On my first day with North Star Imaging I was enrolled into the Service and Maintenance training course. This class taught me about all the different components that make up an industrial DR/CT system. Terms like interlock, filament, grease, and gap filled my head for the next 50 hours of book and hands on learning. In my second week at NSI, I took the basic 40 hour DR/CT training course. In this course I learned how X-rays are created and transformed into digital information. We covered signal to noise ratio, X-Ray theory, techniques for sensitivity and contrast, “pennies,” and much more. Please note that if you
find yourself in a class full of level 2’s and level 3’s someday, do not ask the guy next to you, “How do coins test for sensitivity?” The class had a good laugh at my question and it was explained to me; also I was given a new nickname, Penny. The amount of information I was learning was staggering. I studied and reviewed for the test and at the end and came thru
with a 76%, thus completing the course. I was very impressed with the number of experts North Star utilized to teach their training course. This approach helped me understand how complicated and specialized North Stars Imaging’s equipment and its operators are.
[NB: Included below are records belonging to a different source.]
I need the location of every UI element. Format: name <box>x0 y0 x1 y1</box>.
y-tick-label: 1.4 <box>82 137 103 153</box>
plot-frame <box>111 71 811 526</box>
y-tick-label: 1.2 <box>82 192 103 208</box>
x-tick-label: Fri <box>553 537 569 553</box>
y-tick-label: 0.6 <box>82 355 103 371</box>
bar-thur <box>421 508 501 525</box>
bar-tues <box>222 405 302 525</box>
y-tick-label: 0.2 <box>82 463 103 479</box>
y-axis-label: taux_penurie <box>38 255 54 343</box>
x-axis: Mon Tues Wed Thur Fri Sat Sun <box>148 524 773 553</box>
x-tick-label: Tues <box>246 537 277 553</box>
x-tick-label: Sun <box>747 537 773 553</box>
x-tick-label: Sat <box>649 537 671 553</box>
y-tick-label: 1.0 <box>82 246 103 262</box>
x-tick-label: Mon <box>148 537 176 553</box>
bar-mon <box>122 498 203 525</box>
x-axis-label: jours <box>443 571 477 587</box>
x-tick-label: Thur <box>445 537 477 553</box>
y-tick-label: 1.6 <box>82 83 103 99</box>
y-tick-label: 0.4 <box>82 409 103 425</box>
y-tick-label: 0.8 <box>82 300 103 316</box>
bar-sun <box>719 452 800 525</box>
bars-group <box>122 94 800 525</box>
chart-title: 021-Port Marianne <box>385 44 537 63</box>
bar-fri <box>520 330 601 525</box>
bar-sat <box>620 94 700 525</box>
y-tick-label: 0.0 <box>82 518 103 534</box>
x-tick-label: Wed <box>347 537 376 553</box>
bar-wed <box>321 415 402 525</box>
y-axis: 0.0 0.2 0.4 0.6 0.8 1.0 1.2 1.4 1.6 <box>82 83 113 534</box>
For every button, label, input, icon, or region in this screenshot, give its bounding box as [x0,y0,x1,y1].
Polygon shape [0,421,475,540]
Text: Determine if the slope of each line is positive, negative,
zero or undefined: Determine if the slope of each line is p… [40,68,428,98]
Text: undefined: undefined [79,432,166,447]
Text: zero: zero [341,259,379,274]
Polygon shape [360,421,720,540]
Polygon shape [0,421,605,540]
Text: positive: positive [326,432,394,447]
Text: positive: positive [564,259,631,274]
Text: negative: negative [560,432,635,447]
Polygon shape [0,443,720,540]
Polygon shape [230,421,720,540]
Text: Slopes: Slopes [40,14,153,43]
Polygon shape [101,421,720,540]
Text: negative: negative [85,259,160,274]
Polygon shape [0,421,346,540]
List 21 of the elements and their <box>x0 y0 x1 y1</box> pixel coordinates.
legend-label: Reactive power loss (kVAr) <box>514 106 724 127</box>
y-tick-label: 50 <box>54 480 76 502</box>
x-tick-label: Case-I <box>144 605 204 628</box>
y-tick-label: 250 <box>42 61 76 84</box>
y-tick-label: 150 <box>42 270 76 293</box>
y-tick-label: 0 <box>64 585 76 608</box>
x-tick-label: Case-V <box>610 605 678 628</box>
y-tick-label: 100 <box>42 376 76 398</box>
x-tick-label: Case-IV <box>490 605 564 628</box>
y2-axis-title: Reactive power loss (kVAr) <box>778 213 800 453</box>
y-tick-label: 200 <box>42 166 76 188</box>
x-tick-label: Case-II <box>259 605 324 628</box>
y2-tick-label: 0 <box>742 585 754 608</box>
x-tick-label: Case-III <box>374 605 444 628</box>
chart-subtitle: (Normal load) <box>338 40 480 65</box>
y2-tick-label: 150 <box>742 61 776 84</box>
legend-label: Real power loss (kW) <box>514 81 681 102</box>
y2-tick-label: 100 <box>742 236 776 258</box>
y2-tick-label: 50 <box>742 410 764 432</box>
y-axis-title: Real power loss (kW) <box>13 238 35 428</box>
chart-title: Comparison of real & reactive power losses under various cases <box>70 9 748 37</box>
Training classes are even more accessible now that NSI has remodeled and added computer work station for every student that attends and the classes are now held on a monthly basis.
Learning something new is exciting, frustrating, overwhelming, fantastic and sometimes you can feel a little crazy, but usually you always have those “ah ha” moments when it all clicks together. Suddenly you understand what your colleagues are saying, you no longer feel like you are listening to someone speaking a foreign language when they talk about a new CT application. I had two significant “ah ha” moments I’d like to share. The first one came when I realized that DR and CT are directly related, you can't have CT without DR scans because Computed Tomography works by taking hundreds or thousands of 2D Digital Radiography projections around a 360 degree rotation of an object. Proprietary algorithms are then used to reconstruct the 2D projections into a 3D CT volume, which will allow you to view and slice the part at any angle. It’s pretty amazing! The second “ah ha” moment came to me when I figured out how X-ray works and finally understood the relationship between the tube, the detector and the part.
Even after two weeks of class time and countless hours of studying I am still the “New Guy” in NDT. I am now on the road meeting with customers and operators in the field and I know there is still so much left to learn. But when I have a question I know the many experts back at NSI are just a phone call away and I look forward to furthering my education at NSI.
Do you remember what it was like being the new guy/girl to NDT? What was your “ah ha” moment?